Stealing Of A Nation

News   2024-06-02 22:55:23

Enough, already. No more jagged retro dance-punk from New York City, please. After Radio 4's Stealing Of A Nation, which shows how slavish reproduction curdles into artistic bankruptcy, the trend should be torpedoed. It didn't have to go this way. Radio 4 was one of the first of the new New York underground to revive the drone-disco of Public Image Ltd. and Gang Of Four, back in the dreary late '90s when embracing danceability and guitar echo marked a statement in and of itself. Now that defiance has become conformity, the staccato sounds of the past are best used as frames for the present, as The Rapture and The French Kicks have done on recent discs. Stealing Of A Nation, like !!!'s similarly vacant Louden Up Now, offers only flat polyrhythms, generic guitar stings, and non-specific complaints about the state of the modern world.

Worst of all, the record lacks energy. Radio 4's last album, 2002's Gotham!, overcame its repetitive stretches by emphasizing sweat, but Stealing Of A Nation plays it damnably cool. The songs tend to rush straight ahead, with precision instrumentation and dispassionate yelping blending into flavorless mush. Only on a few songs—the thumping "Transmission," the choppy "Shake The Foundation," and especially the fluid, tuneful "Absolute Affirmation"—does Radio 4 transcend its exhausted shtick. Mostly, the album tries to prove the prediction of one of its duller tracks, "The Death Of American Radio."

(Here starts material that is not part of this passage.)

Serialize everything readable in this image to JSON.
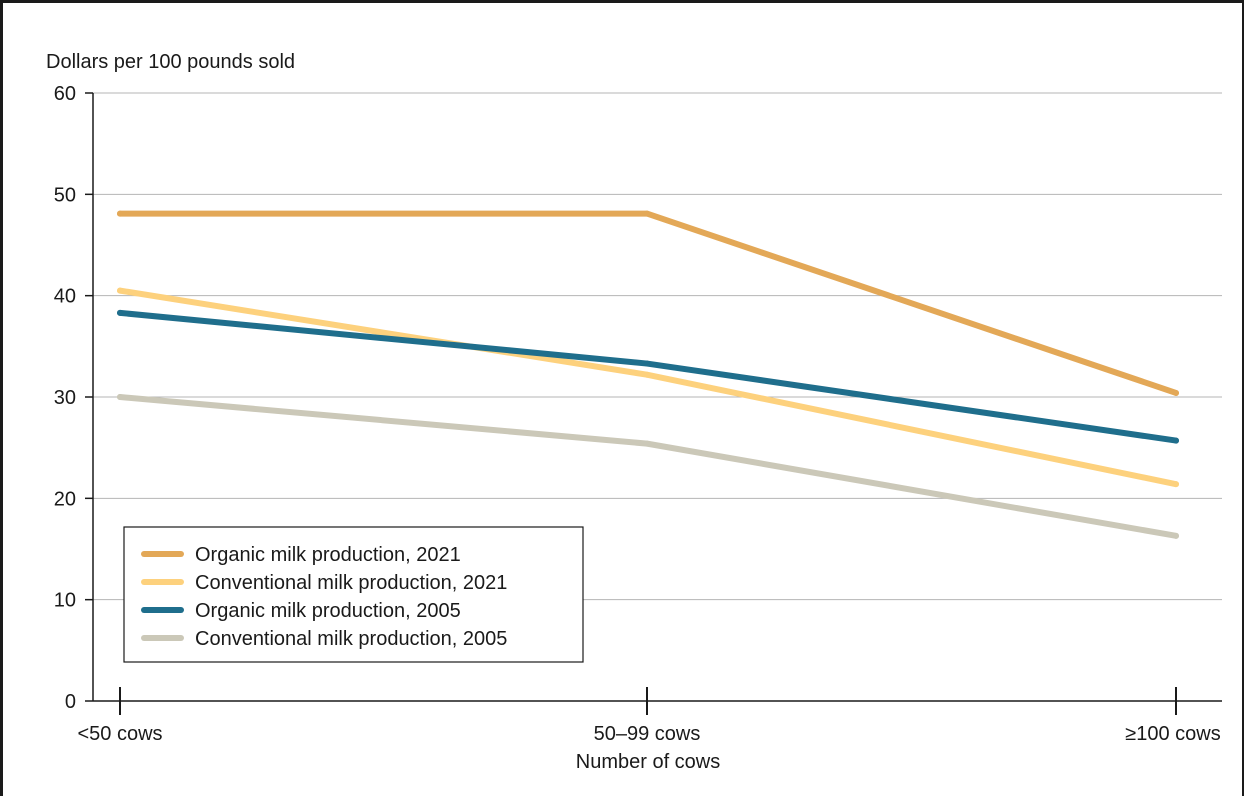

The Portland indie-rockers in Viva Voce have a better handle on how copycatting should be done. Beginning in Nashville as a bass-driven post-punk act influenced by New Order and The Cure, Viva Voce expanded its style after moving cross-country. For the 2003 album Lovers, Lead The Way!, husband-and-wife bandleaders Kevin and Anita Robinson worked up broader indie-rock textures, exploring coo, jangle, garage psychedelia, and shuffling tempos. The group's new The Heat Can Melt Your Brain goes even further, becoming at times a practical encyclopedia of modern rock sounds. "The Center Of The Universe" hews so close to The Flaming Lips' twangy space-rock that it's practically a parody, while "Business Casual" sounds like every Lilys era crammed into one. "They Never Really Wake Up" is a dead ringer for Air, "The Lucky Ones" could be a lost Spinanes track, and more than a few songs possess a distinctly Pavement-like shagginess.

It's not a matter of Viva Voce being better than its contemporaries because its influences are better, so much as that they're more recent, and more affectionately deployed. The Robinsons are interested in carrying on the non-mainstream rock tradition of swapping styles and altering moods. Like Stealing Of A Nation, The Heat Can Melt Your Brain has its own defining song title: "Mixtape = Love."